One of them has developed Illumigene Malaria, a new test that diagnoses malaria in a very short span of time. Results of the test are available within one hour with an accuracy rate 400 times higher than existing tests. This invention has revolutionized the detection of malaria and is helping eradicate it.

More and more disruptive innovations will come from Africa on topics such as prevention, nutrition, safer and better access to medicines, telehealth, and rapid detection of infectious diseases, but also from all over the world. We have to leverage all these resources.


Integration is the issue, access is the challenge

Science has obviously enabled huge progress to be made over the past years. And at the same time, the world needs a much more rapid inflow of revolutionary inventions or discoveries.

However, even if this happens, science alone will not provide to the healthcare sector a way out of the current deadlock in which it is. Scientific progress only is not sufficient to compensate for the inadequacy in the delivery of healthcare by existing systems. And this is true for a majority of countries worldwide.

There is an urgent need for integration between science, technology and practice. It’s time for the healthcare sector to take a decisive step forward towards integration, which is the issue. This is the hardest step because doctors and regulatory bodies, sometimes for legitimate reasons, often adopt a conservative and skeptical attitude towards too deep transformations.
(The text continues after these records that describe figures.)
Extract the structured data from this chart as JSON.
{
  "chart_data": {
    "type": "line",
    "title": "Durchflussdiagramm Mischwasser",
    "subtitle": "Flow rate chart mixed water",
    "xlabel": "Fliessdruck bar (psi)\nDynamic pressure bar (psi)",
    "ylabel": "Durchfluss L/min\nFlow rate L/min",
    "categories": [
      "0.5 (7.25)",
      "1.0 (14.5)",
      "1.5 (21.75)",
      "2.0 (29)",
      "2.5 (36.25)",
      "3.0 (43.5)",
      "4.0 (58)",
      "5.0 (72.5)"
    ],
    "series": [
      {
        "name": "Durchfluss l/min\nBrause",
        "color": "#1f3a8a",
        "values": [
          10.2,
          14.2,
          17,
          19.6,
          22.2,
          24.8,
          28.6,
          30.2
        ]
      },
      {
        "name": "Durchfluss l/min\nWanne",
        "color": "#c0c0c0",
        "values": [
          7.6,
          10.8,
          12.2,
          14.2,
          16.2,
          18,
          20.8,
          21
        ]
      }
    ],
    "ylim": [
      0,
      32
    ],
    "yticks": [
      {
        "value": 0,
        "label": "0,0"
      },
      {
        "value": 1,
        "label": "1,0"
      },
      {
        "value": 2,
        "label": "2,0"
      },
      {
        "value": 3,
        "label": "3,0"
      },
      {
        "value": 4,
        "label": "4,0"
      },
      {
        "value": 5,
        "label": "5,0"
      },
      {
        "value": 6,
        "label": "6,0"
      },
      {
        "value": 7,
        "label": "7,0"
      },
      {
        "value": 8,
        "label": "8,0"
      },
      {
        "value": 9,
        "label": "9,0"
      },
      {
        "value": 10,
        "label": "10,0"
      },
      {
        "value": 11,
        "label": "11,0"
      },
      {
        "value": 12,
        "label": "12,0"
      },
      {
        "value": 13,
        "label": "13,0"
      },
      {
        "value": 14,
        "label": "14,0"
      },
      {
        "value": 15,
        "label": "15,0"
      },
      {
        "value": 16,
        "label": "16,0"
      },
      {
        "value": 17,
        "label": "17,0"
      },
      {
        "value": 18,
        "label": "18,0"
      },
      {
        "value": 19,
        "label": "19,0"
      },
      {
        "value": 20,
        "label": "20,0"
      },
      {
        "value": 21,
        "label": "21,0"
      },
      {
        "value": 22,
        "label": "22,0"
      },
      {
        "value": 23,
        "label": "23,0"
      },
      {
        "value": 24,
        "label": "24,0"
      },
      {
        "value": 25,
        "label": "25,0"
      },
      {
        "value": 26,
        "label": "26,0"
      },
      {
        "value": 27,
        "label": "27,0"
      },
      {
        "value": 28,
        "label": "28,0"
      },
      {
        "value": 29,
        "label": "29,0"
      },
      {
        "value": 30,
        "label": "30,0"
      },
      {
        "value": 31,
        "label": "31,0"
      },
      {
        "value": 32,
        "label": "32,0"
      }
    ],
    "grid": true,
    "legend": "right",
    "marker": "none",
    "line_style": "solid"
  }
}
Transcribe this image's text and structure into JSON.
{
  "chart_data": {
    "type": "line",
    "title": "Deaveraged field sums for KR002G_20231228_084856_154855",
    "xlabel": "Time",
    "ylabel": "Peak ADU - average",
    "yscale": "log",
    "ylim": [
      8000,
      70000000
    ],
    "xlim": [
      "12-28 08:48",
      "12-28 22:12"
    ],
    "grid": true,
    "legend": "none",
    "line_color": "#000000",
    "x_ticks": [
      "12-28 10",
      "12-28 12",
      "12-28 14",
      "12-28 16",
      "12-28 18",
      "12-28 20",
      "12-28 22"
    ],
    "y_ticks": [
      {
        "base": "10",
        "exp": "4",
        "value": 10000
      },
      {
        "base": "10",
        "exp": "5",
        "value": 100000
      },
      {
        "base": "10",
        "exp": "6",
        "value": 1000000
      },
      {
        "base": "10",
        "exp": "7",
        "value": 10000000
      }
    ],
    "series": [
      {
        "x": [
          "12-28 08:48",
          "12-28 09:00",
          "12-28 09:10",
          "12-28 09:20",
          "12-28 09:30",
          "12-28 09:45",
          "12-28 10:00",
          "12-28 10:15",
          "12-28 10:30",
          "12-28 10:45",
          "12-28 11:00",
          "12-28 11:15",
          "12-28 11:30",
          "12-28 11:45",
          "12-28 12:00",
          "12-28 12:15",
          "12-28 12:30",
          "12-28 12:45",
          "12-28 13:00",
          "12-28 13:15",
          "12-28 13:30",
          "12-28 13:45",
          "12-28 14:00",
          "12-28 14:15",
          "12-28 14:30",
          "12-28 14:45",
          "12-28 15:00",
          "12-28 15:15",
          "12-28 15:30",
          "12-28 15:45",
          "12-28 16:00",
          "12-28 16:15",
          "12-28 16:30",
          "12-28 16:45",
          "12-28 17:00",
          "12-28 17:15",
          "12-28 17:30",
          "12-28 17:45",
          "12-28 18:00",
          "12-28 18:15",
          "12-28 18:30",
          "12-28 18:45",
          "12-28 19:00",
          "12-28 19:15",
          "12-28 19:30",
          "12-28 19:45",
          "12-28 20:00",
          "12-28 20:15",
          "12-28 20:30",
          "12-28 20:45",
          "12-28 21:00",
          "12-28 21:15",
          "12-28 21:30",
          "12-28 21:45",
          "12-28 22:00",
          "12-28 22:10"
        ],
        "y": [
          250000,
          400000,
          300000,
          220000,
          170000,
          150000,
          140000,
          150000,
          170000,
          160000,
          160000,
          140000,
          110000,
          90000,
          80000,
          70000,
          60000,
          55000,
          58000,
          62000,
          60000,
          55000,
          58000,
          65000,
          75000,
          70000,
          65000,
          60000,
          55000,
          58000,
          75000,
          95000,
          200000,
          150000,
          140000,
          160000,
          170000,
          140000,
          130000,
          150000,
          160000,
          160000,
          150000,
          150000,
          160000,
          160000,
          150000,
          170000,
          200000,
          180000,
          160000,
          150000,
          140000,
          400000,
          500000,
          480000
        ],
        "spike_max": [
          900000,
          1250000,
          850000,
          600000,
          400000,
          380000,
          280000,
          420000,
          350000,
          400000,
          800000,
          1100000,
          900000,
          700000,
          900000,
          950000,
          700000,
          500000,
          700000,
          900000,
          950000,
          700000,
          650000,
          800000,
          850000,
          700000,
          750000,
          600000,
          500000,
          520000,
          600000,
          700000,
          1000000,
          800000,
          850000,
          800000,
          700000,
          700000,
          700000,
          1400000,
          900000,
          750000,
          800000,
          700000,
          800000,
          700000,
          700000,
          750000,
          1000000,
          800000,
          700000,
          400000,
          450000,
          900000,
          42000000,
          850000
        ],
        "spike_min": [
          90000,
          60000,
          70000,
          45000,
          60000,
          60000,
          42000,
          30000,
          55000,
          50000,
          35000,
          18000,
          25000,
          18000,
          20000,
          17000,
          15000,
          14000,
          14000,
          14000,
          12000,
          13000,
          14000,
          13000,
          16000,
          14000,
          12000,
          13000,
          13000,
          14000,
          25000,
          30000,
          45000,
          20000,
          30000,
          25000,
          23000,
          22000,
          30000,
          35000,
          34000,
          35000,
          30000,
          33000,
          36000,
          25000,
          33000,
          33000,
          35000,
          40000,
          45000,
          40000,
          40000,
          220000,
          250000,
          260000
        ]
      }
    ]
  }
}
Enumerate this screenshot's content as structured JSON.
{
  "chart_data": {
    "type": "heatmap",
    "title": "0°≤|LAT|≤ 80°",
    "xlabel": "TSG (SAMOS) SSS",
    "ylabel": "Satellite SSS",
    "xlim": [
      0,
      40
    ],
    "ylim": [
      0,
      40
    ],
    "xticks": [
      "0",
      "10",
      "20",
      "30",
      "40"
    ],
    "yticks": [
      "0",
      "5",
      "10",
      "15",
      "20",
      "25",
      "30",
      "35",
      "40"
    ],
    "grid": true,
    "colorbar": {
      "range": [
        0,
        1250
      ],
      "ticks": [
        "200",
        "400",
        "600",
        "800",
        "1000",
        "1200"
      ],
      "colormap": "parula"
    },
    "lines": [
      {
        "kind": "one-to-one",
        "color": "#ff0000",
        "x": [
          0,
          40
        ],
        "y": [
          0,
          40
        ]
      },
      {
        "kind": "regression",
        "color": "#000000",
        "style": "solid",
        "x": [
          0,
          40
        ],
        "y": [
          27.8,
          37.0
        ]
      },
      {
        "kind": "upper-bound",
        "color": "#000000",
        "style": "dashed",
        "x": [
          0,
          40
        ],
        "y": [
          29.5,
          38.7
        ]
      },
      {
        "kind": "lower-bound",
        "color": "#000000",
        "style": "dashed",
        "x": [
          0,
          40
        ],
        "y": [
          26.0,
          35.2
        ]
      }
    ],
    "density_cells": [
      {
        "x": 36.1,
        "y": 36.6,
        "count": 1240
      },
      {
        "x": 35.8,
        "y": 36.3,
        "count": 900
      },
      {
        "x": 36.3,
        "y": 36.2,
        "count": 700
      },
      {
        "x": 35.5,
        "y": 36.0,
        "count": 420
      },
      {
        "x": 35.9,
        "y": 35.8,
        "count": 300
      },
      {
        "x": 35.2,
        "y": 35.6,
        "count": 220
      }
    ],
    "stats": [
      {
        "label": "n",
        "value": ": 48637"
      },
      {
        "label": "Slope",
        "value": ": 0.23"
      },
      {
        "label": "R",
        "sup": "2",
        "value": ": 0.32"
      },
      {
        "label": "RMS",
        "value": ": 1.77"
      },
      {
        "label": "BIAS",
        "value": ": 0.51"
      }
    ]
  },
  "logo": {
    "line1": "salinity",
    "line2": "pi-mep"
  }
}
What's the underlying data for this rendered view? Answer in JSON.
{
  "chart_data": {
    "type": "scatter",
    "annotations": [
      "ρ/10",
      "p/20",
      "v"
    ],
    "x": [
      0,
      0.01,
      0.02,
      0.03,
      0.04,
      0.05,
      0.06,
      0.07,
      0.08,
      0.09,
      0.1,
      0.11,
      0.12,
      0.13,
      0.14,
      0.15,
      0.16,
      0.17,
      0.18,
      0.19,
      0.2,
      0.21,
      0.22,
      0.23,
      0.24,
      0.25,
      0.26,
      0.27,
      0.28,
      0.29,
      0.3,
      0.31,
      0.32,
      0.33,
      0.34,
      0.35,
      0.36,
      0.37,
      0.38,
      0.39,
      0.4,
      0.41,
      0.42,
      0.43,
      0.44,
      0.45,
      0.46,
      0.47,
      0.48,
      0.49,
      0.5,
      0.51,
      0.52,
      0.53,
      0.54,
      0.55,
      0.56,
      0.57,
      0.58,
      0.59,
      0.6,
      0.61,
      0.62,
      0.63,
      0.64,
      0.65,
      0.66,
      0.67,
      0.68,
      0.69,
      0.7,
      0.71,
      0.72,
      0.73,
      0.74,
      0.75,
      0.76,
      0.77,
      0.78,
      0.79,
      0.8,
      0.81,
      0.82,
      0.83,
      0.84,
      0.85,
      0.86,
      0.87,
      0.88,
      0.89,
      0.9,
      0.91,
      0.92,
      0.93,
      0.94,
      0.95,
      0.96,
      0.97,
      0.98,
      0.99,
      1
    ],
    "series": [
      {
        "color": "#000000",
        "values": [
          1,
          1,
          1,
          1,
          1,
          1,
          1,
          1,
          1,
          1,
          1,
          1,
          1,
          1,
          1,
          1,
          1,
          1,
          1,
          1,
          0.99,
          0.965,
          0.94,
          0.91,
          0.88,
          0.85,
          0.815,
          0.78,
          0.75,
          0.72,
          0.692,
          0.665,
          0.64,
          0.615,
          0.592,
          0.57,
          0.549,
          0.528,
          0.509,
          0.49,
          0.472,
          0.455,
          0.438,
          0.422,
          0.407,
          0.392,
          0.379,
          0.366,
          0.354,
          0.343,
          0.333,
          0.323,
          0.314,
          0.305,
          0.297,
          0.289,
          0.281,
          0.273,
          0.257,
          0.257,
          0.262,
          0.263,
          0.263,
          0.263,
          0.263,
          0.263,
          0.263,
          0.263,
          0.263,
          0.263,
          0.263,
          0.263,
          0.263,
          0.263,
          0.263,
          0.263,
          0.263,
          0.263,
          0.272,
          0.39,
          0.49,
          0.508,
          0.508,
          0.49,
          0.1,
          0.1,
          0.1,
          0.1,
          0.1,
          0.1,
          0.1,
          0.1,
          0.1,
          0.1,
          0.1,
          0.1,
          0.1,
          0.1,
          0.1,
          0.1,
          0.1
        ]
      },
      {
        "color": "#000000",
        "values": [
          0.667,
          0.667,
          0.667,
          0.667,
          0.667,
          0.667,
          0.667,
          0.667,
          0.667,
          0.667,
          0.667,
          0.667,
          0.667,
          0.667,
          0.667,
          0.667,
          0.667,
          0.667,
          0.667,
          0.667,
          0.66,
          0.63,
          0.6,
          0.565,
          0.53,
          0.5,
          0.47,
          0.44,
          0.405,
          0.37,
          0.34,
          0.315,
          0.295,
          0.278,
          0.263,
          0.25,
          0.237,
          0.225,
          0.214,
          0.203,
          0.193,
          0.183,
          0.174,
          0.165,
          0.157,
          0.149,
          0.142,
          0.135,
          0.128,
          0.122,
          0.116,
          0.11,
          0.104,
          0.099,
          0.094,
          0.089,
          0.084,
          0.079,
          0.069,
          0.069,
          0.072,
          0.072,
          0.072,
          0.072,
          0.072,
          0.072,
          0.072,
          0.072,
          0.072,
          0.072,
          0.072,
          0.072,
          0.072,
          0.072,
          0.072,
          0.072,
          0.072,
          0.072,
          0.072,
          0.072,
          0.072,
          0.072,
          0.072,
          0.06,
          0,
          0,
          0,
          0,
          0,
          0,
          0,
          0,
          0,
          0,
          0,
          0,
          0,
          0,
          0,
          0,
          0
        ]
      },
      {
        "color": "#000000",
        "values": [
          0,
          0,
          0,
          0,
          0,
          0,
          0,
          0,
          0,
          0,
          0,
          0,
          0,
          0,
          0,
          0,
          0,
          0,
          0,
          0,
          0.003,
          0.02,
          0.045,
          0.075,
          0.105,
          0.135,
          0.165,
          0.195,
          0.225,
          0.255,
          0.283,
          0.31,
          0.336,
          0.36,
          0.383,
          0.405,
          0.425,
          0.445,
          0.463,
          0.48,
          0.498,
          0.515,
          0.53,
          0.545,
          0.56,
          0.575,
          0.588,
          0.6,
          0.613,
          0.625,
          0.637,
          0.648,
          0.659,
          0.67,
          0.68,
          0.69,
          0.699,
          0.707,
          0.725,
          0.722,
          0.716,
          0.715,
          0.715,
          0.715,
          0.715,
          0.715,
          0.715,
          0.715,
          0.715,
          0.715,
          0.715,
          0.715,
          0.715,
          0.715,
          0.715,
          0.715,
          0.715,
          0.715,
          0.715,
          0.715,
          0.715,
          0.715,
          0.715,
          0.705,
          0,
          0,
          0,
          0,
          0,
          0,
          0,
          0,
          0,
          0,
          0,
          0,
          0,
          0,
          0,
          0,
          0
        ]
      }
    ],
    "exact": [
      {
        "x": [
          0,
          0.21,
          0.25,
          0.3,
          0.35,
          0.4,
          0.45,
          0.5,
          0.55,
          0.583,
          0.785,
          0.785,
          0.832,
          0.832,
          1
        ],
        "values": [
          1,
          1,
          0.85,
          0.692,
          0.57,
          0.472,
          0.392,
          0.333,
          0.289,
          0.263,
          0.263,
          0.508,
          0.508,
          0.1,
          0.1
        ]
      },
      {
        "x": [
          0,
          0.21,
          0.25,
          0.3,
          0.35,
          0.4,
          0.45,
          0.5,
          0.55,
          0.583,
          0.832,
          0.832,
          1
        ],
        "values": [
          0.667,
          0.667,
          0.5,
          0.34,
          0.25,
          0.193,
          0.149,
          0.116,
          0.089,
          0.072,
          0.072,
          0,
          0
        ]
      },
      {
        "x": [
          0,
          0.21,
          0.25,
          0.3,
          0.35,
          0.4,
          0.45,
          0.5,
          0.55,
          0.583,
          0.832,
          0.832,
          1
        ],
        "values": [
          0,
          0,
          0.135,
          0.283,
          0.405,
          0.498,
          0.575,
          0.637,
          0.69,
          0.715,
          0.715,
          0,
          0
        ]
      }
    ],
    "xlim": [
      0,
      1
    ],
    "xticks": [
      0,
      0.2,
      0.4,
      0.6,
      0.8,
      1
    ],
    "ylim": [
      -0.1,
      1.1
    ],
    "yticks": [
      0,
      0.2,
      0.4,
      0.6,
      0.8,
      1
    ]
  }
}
It’s only through better integration that the healthcare sector will be able to meet the key challenge, access. Access by the greatest number of people to the best care at the lowest cost. A world where cutting-edge medical care is made available to only very few people and where there is growing disparity in the access to healthcare will inevitably lead to declining health. This will in turn generate more health expenditure that will weaken existing healthcare systems, some of which may collapse in the long term.


The future of healthcare will come from everywhere

There is no doubt that better access through stronger integration of science, technology and practice is one of the best ways to break the deadlock.

The seven examples of reverse innovation that I listed in this paper are all about access, facilitated either through better organization or lower price. The healthcare sector will find a sustainable solution to this access issue only if it treats on an equal footing all innovative ideas, whether they stem from developing or developed countries, only if it takes full advantage of all the great minds that the world has to offer.

The seven examples all come from new economies. In other words, the South will export ideas to the North. The South will inspire the North.